Horses in training can test positive by any of these methods, despite the fact that they do not graze for significant periods. This is because they can become exposed to worm infections during short turnout periods, or if they are allowed to graze on training grounds or at the race course. Wherever there is dung deposited, there may be worms!   

In the case study (Fig. 3), tapeworm and small redworm serum scores in December are shown from horses based at a training yard in the UK. The results demonstrated negligible burdens (<1,000 worms) of small redworms in ~1/3 of the group, with only 14% of horses recommended for tapeworm treatment. These horses had 30 minutes turnout to a small paddock each day; dung was not removed from this paddock, providing a source of worm infection. The veterinarian subsequently advised the trainer to remove dung daily from the paddock and to treat test-positive horses with a larvicidal anthelmintic and, where indicated, an anti-tapeworm treatment. These horses previously received regular all-group treatments, so although blood testing recommended a proportion to be wormed, this strategy reduced worming frequency overall and, importantly, provided the trainer with insights regarding management procedures. 

Advice for horses new to a yard

The introduction of newcomers or the return of previous residents to a yard risks introduction of ‘new’ parasites.

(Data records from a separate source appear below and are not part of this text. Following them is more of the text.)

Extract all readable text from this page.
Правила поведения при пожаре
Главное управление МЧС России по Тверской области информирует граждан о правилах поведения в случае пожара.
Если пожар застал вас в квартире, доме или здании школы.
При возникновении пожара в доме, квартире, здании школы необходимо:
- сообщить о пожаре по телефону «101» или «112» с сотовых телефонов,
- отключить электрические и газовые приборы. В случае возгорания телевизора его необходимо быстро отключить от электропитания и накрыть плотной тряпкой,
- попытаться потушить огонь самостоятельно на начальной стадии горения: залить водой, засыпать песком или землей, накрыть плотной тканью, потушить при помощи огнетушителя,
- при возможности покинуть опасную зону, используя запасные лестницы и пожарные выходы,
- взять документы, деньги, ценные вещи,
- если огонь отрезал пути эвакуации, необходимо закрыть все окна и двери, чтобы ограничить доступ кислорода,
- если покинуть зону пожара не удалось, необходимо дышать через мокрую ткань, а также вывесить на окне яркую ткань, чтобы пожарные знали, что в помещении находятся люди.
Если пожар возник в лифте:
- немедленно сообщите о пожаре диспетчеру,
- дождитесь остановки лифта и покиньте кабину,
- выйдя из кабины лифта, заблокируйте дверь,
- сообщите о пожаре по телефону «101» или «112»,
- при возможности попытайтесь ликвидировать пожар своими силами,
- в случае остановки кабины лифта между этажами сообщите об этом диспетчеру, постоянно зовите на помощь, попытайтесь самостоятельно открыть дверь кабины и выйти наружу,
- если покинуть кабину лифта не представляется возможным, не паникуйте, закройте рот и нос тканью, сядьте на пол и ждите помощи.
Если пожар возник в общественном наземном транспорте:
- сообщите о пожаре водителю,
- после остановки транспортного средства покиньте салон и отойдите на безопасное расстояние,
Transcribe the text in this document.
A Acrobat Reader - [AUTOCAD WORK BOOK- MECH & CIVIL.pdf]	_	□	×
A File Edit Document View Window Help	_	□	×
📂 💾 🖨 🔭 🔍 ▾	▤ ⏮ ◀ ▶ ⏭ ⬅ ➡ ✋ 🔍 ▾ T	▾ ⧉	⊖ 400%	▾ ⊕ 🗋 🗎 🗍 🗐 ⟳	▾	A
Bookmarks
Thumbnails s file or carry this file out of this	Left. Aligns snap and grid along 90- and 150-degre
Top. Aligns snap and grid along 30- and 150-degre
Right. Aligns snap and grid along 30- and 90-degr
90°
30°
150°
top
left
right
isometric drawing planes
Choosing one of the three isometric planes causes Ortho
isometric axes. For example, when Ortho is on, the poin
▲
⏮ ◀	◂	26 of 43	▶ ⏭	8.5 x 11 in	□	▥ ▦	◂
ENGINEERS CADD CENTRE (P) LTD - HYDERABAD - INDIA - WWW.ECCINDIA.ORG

All new arrivals should be isolated, tested (FEC/small redworm blood test, tapeworm test) and wormed based on the results. For small redworm, a FEC reduction test should be performed to assess wormer sensitivity of the parasites the horse is carrying. Ideally, keep the horse away from grazing in the interim, or at least prevent access to turnout paddocks for 3 days after worming to stop transmission of eggs that are excreted after treatment. 

In conclusion 

Few studies have examined worm prevalence, control practices or effectiveness of anthelmintics on training yards. Those that have, indicate industry-wide overuse of wormers, with few trainers using evidence-based methods [6]. The racing industry must avoid the legacy of spreading drug-resistant worms to other parts of the sector.  Once horses retire from training, they enter a spectrum of environments where the introduction of wormer-resistant parasites could prove extremely detrimental, particularly, breeding enterprises where susceptible young animals will co-graze with mares, or retirement homes/sanctuaries containing geriatric horses that may be more prone to worm-associated disease. The introduction of drug-resistant parasites to leisure riding establishments or yards focused on eventing, show jumping or dressage, would be viewed as a negative sequelae of the over-use of anthelmintics in the training sector. Given the amount of attention paid to the health and physiology of racehorses, trainers, working with their veterinarian, are perfectly poised to adopt worm control plans designed to meet the needs of the individual by following a diagnostic-led approach. An exemplar control plan is shown in Fig. 4.



References

  1. Nielsen 2022. Int J Parasitol Drugs Drug Resist. 20;76-88.

  2. Nielsen 2023. Int J Parasitol Drugs Drug Resist. 22:96-101.

  3. Relf et al. 2013. Parasitology 140:641-652. 

  4. Lightbody et al. 2016. Vet Clin Pathol. 45:335-346.

  5. Matthews et al. 2024. In Practice 46:34-41.

  6. Rosanowski et al. 2016. Equine Vet J. 48:387-93.